UPDATE: Northern Star Resources Ltd (ASX: NST) shares have crashed by 10% this morning, trading at $23.99 as the gold miner faces a significant operational setback. The alarming decline follows the release of a disappointing operational update detailing underwhelming gold sales for the December quarter.
The announcement reveals that total gold sales for the quarter reached just 348,000 ounces, falling short of expectations and leading to a revised annual production forecast. Northern Star now expects to produce between 1.6 million ounces and 1.7 million ounces for FY 2026, down from previous estimates of 1.7 million ounces to 1.85 million ounces.
This operational decline is attributed to a series of isolated negative events that hit the company’s production capabilities late in the quarter. Key operational challenges at the Jundee and South Kalgoorlie sites have reportedly impacted production by up to 20,000 ounces.

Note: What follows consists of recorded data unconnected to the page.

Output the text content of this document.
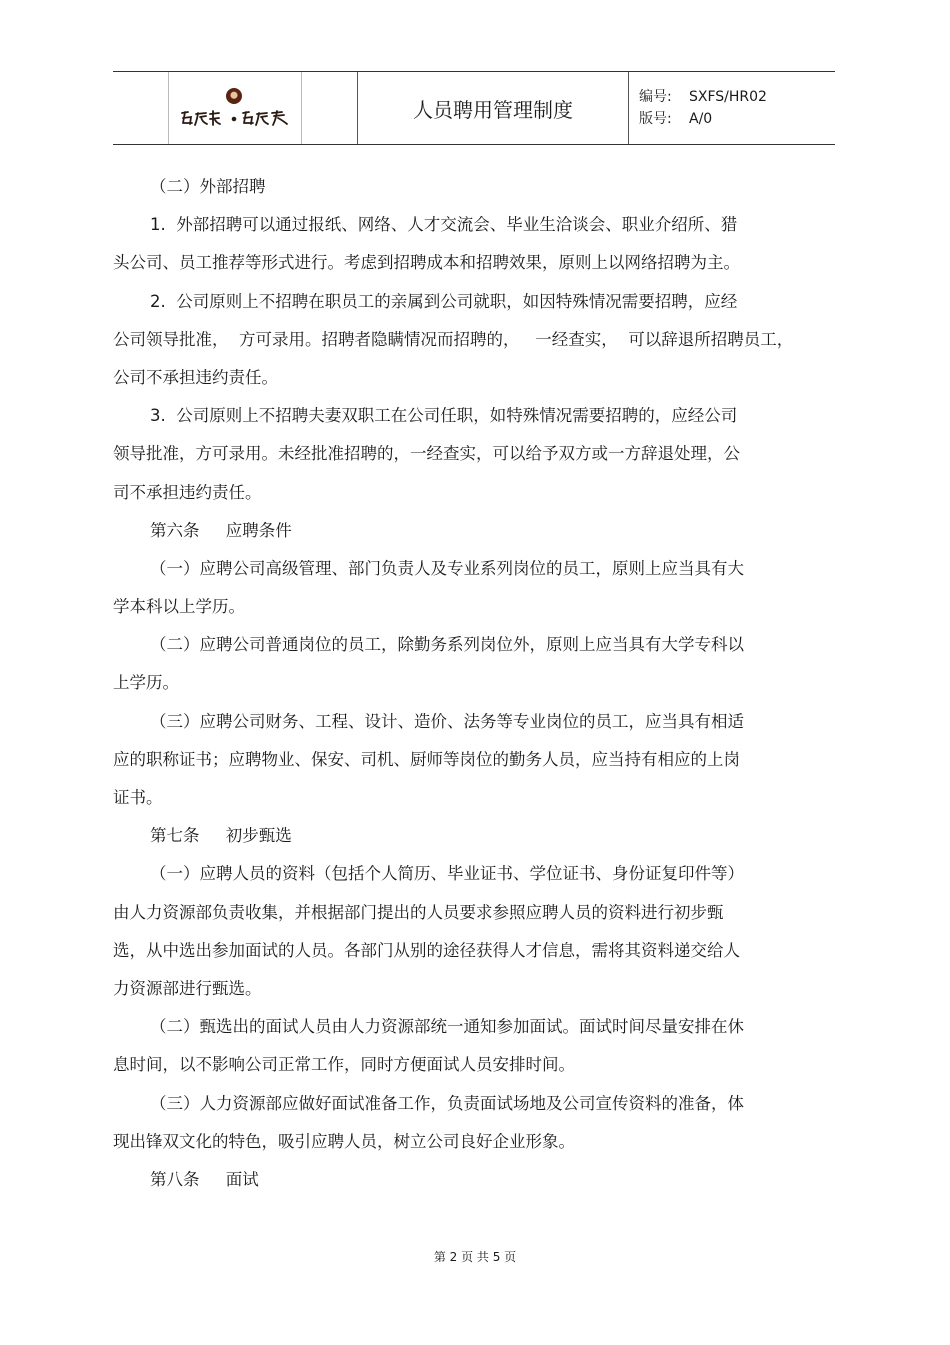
人员聘用管理制度
编号: SXFS/HR02
版号: A/0
（二）外部招聘
1.  外部招聘可以通过报纸、网络、人才交流会、毕业生洽谈会、职业介绍所、猎
头公司、员工推荐等形式进行。考虑到招聘成本和招聘效果，原则上以网络招聘为主。
2.  公司原则上不招聘在职员工的亲属到公司就职，如因特殊情况需要招聘，应经
公司领导批准，  方可录用。招聘者隐瞒情况而招聘的，   一经查实，  可以辞退所招聘员工，
公司不承担违约责任。
3.  公司原则上不招聘夫妻双职工在公司任职，如特殊情况需要招聘的，应经公司
领导批准，方可录用。未经批准招聘的，一经查实，可以给予双方或一方辞退处理，公
司不承担违约责任。
第六条     应聘条件
（一）应聘公司高级管理、部门负责人及专业系列岗位的员工，原则上应当具有大
学本科以上学历。
（二）应聘公司普通岗位的员工，除勤务系列岗位外，原则上应当具有大学专科以
上学历。
（三）应聘公司财务、工程、设计、造价、法务等专业岗位的员工，应当具有相适
应的职称证书；应聘物业、保安、司机、厨师等岗位的勤务人员，应当持有相应的上岗
证书。
第七条     初步甄选
（一）应聘人员的资料（包括个人简历、毕业证书、学位证书、身份证复印件等）
由人力资源部负责收集，并根据部门提出的人员要求参照应聘人员的资料进行初步甄
选，从中选出参加面试的人员。各部门从别的途径获得人才信息，需将其资料递交给人
力资源部进行甄选。
（二）甄选出的面试人员由人力资源部统一通知参加面试。面试时间尽量安排在休
息时间，以不影响公司正常工作，同时方便面试人员安排时间。
（三）人力资源部应做好面试准备工作，负责面试场地及公司宣传资料的准备，体
现出锋双文化的特色，吸引应聘人员，树立公司良好企业形象。
第八条     面试
第 2 页 共 5 页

For the Kalgoorlie Production Centre, December gold sales were approximately 203,000 ounces, while KCGM reported 110,000 ounces. The KCGM site faced reduced throughput due to a primary crusher failure that halted production for four weeks. Management indicated that while normal operations are set to resume in early January, throughput is expected to remain inconsistent as the site transitions to a new expanded mill, slated for commissioning in early FY 2027.
The Yandal Production Centre fared similarly, with December sales totaling 91,000 ounces. Production setbacks at Jundee and Thunderbox were exacerbated by prolonged recovery efforts and lower mined grades, respectively.
Additionally, the Pogo site contributed 53,000 ounces to the total, facing challenges due to lower mined grades from underground mining dilution.
Management has warned that these lower gold sales are set to impact cost performance as well, with further details expected in the upcoming quarterly results scheduled for later this month. Investors are left to grapple with the implications of this sudden downturn as the company navigates these operational hurdles.
The market’s reaction reflects growing concerns among investors, prompting urgent discussions about the future viability of Northern Star shares. As trading continues, stakeholders are closely watching for any further developments and guidance from the company.
As for potential investors considering Northern Star Resources, experts advise caution in light of these recent challenges. In fact, investing expert Scott Phillips recently emphasized that Northern Star Resources may not be one of the top stock picks currently available.
With the situation evolving rapidly, there is heightened anticipation for Northern Star’s next steps and how they will address these operational difficulties moving forward.